Le bandit est une série B extraordinaire, un petit film inclassable et d’une originalité folle. C’est censé être un western mais il y a très peu d’action, pas mal de dialogues et une des séquences les plus longues est une conversation entre un homme et une femme dans une cuisine! Il est difficile d’en parler correctement sans déflorer l’intrigue. Disons que Le bandit est axé sur la confrontation d’un bandit mexicain avec un jeune couple et que ce qui l’élève, c’est que c’est un film fait de beaux sentiments. Un film d’une noblesse qui réchauffe le coeur. Cette noblesse n’apparaît jamais forcée grâce une remarquable justesse dans l’écriture des personnages, quasiment aucun évènement n’arrivant trop tôt. Le tout est mis en scène avec des plans-séquences d’une efficacité remarquable. Ils présentent l’action tout autant qu’ils nous familiarisent avec la maison où elle se passe. On se sent chez nous dans ce film. Les couleurs, très vives, sont superbes, les textures sont palpables. Le héros est interprété par le grand Arthur Kennedy, un abonné aux seconds rôles chez Raoul Walsh ou Anthony Mann qui donne avec cette composition mémorable de bandit aux multiples facettes la pleine mesure de son talent.

Certains cinéphiles -Lourcelles en premier lieu- ont littéralement porté ce film aux nues, en faisant un des plus beaux de l’histoire du cinéma. Je n’irai pas jusque là parce quelques menues scories tel la truculence exagérée d’Eugene Iglesias qui joue le mari ou une fin quelque peu expédiée m’ont empêché de goûter pleinement cette néanmoins véritable pépite, pépite qui prouve une nouvelle fois la précieuse singularité d’Edgar Ulmer, cinéaste qui se révélait à la hauteur des plus grands lorsqu’il avait à sa disposition le minimum de moyens matériels ou dramatiques nécessaire à la réalisation d’un film.

Son seul amour (One desire, Jerry Hopper, 1955)

Une entraîneuse de bar tente de refaire sa vie dans une ville de province avec son amant croupier mais la fille du banquier local tente de séduire ce dernier…

C’est un beau mélodrame produit par Ross Hunter, le collaborateur de Douglas Sirk à Universal. Anne Baxter est impliquée dans son rôle, le Technicolor est superbe, les péripéties romanesques sont bien agencées. Il n’y a simplement pas la profondeur des meilleurs films de Sirk parce que la cristallisation du mal dans un seul personnage simplifie l’oeuvre et annihile toute critique sociale en même temps que toute originalité psychologique.

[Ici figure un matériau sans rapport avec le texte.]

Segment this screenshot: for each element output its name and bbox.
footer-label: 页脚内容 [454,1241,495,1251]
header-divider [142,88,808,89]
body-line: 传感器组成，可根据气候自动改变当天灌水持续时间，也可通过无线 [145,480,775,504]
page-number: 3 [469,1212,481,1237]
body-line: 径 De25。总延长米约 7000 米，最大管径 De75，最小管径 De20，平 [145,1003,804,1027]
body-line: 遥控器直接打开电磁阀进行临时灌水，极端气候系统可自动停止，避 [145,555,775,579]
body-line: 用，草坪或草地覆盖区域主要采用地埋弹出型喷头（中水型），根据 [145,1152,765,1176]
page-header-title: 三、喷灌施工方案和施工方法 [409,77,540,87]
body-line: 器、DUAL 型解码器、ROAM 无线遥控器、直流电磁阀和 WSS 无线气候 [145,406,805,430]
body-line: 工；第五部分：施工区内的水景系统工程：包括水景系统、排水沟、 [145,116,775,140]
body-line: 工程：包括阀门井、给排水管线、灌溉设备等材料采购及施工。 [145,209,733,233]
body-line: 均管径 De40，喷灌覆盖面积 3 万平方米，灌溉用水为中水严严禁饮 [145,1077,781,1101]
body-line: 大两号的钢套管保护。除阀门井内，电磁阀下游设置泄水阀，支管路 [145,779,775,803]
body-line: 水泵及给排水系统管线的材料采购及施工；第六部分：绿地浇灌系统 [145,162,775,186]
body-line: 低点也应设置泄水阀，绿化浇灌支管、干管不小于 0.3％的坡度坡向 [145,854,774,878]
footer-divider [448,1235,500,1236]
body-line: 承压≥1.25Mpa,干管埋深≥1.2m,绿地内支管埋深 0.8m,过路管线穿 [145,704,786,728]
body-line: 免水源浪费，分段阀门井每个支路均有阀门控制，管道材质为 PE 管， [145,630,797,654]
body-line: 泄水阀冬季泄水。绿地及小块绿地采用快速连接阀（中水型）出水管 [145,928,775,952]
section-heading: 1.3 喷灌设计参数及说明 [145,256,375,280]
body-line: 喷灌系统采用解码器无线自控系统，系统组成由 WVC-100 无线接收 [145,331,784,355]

Strategic Air Command (Anthony Mann, 1955)

Une collaboration méconnue de la paire bénie Anthony Mann/James Stewart. Stewart incarne un joueur de base-ball qui reprend du service dans l’aviation, pour les besoins de son pays. C’est évidemment un film de propagande pour le Strategic Air Command -commandement de l’US Air Force qui regroupe des unités de bombardiers- mais la propagande est subtile, le film se focalisant, plus encore que Romance inachevée, sur le couple James Stewart/June Allyson. Les éternels tourments de l’épouse qui voit son homme la délaisser pour son engagement dans l’Armée, engagement toujours plus chronophage. L’alchimie entre les deux acteurs est évidemment excellente et on croit sans peine à leurs disputes et réconciliations. Intelligence de la propagande donc, qui passe par une histoire plus surprenante qu’il n’y paraît car le message du film pourrait être au final « l’armée est faite de citoyens moyens, avec des problèmes de couple, avec des défauts, et on apprécie leurs services rendus même si on finit par les virer à cause de ces défauts ». On est donc loin des héros sans peur et sans reproche. Ce qui évidemment n’empêche pas un fétichisme de bon aloi vis-à-vis des avions, superbement cadrés en VistaVision. Ajoutons que Strategic Air Command est accompagné par une belle musique élégiaque de Victor Young. Au final, un film de propagande plus intéressant qu’on n’aurait pu l’imaginer, grâce au talent des professionnels impliqués dans sa réalisation, aussi bien les scénaristes, les acteurs, que l’équipe technique dirigée d’une main de maître par Anthony Mann.